The letter “A” is obviously starting us off, and it’s kind of a no brainer. “A” is for archaeology, of course. And if you’ve been a longtime reader of TWIPA, we’ll spare you the “Archaeology is . . .” speech. We’ve covered that ground pretty well and are confident everybody is on board. And that frees up “A” to be so many other things, like. . .

AMS dating, Archaic Period, atlatal, A horizon, to rattle off a few, but how could we not include that “A” is for arrowhead. And that happens to be a wonderful opportunity to call attention to the fact that the majority of what many people find surface collecting and call arrowheads, are in actuality spear points, or more generally projectile points. Still other types of bifacial tools commonly referred to as arrowheads likely functioned as knives.

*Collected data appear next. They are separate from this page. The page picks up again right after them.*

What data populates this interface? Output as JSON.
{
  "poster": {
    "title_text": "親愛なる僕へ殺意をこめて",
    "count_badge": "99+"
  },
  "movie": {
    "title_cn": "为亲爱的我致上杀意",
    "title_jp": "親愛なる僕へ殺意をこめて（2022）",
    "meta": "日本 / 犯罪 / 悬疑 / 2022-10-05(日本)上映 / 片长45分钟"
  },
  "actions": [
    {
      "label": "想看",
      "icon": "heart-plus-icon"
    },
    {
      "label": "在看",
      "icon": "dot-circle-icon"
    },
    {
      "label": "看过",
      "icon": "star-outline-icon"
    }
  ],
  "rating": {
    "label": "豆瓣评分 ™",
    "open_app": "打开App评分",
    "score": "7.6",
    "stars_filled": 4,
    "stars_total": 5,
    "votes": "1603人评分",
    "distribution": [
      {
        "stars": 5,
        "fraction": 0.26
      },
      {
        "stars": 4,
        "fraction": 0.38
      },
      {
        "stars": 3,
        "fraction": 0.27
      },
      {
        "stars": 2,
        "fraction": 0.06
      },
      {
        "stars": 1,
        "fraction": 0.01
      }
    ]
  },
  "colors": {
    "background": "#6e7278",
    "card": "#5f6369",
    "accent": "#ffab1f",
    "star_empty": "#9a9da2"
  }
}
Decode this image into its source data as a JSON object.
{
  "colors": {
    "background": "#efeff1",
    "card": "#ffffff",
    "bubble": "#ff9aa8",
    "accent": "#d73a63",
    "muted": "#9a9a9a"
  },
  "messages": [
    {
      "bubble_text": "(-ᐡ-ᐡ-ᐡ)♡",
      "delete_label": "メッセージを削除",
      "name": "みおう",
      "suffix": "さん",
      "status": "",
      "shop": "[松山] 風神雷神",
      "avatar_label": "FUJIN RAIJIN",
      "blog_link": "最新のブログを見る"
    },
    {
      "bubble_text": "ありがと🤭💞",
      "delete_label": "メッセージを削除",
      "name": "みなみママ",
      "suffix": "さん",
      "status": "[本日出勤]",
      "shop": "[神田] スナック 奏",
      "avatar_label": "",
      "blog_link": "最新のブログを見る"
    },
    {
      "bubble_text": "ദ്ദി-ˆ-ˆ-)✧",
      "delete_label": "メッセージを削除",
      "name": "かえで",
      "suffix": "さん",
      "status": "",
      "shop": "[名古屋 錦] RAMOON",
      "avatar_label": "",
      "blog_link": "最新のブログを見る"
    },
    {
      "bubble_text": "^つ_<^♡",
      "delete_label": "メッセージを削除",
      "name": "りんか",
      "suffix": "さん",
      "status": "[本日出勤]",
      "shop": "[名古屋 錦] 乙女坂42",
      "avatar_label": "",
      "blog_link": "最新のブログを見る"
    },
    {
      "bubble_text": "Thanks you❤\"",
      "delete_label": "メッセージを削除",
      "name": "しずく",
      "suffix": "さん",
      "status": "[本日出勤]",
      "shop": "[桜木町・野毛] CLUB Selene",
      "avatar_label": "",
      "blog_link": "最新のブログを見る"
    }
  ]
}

rhyolite "arrowhead" likely used as knife

The bow and arrow, in use by in Pennsylvania the Late Woodland Period, arrives relatively late in the scheme of prehistory around 1000 AD. It is interesting that the bow was first used in Europe at least 12,000 years ago as evidenced from cave paintings. In the Eastern Woodlands, the Levanna and Madison triangular point types are what would have been hafted to the shaft of an arrow. Some have argued that Jacks Reef points are thinner than preceding spear points and also may have been used as arrow points. Seen below is a selection of chert triangle points, followed by a two-tone Jacks Reef point from the study collection at the State Museum.

late Woodland triangle arrow points

Jacks Reef projectile point

And so with that short laundry list of “A”s, we leave this week with one of the more well used cliques in the field; “A” is for assumption (and we all know what happens when you assume) - just as a quick reminder to keep things scientific, and let the data drive your conclusions, not the other way around.